The EOS Decision and Length Extrapolation
- URL: http://arxiv.org/abs/2010.07174v1
- Date: Wed, 14 Oct 2020 15:46:17 GMT
- Title: The EOS Decision and Length Extrapolation
- Authors: Benjamin Newman, John Hewitt, Percy Liang, Christopher D. Manning
- Abstract summary: Extrapolation to unseen sequence lengths is a challenge for neural generative models of language.
We study an oracle setting to compare the length-extrapolative behavior of networks trained to predict EOS (+EOS) with networks not trained to (-EOS)
We find that -EOS substantially outperforms +EOS, for example extrapolating well to lengths 10 times longer than those seen at training time in a bracket closing task.
- Score: 103.7271774593922
- License: http://arxiv.org/licenses/nonexclusive-distrib/1.0/
- Abstract: Extrapolation to unseen sequence lengths is a challenge for neural generative
models of language. In this work, we characterize the effect on length
extrapolation of a modeling decision often overlooked: predicting the end of
the generative process through the use of a special end-of-sequence (EOS)

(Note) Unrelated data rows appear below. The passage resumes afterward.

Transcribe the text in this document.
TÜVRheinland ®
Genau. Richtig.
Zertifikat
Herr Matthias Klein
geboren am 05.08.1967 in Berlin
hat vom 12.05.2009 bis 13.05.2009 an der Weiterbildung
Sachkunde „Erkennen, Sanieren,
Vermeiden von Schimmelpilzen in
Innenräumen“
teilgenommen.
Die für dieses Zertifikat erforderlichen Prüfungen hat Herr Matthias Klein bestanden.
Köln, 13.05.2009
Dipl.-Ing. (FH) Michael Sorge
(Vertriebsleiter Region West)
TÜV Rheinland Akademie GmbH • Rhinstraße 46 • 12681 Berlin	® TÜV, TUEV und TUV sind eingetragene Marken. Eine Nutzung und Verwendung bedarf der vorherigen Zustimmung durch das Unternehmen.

vocabulary item. We study an oracle setting - forcing models to generate to the
correct sequence length at test time - to compare the length-extrapolative
behavior of networks trained to predict EOS (+EOS) with networks not trained to
(-EOS). We find that -EOS substantially outperforms +EOS, for example
extrapolating well to lengths 10 times longer than those seen at training time
in a bracket closing task, as well as achieving a 40% improvement over +EOS in
the difficult SCAN dataset length generalization task. By comparing the hidden
states and dynamics of -EOS and +EOS models, we observe that +EOS models fail
to generalize because they (1) unnecessarily stratify their hidden states by
their linear position is a sequence (structures we call length manifolds) or
(2) get stuck in clusters (which we refer to as length attractors) once the EOS
token is the highest-probability prediction.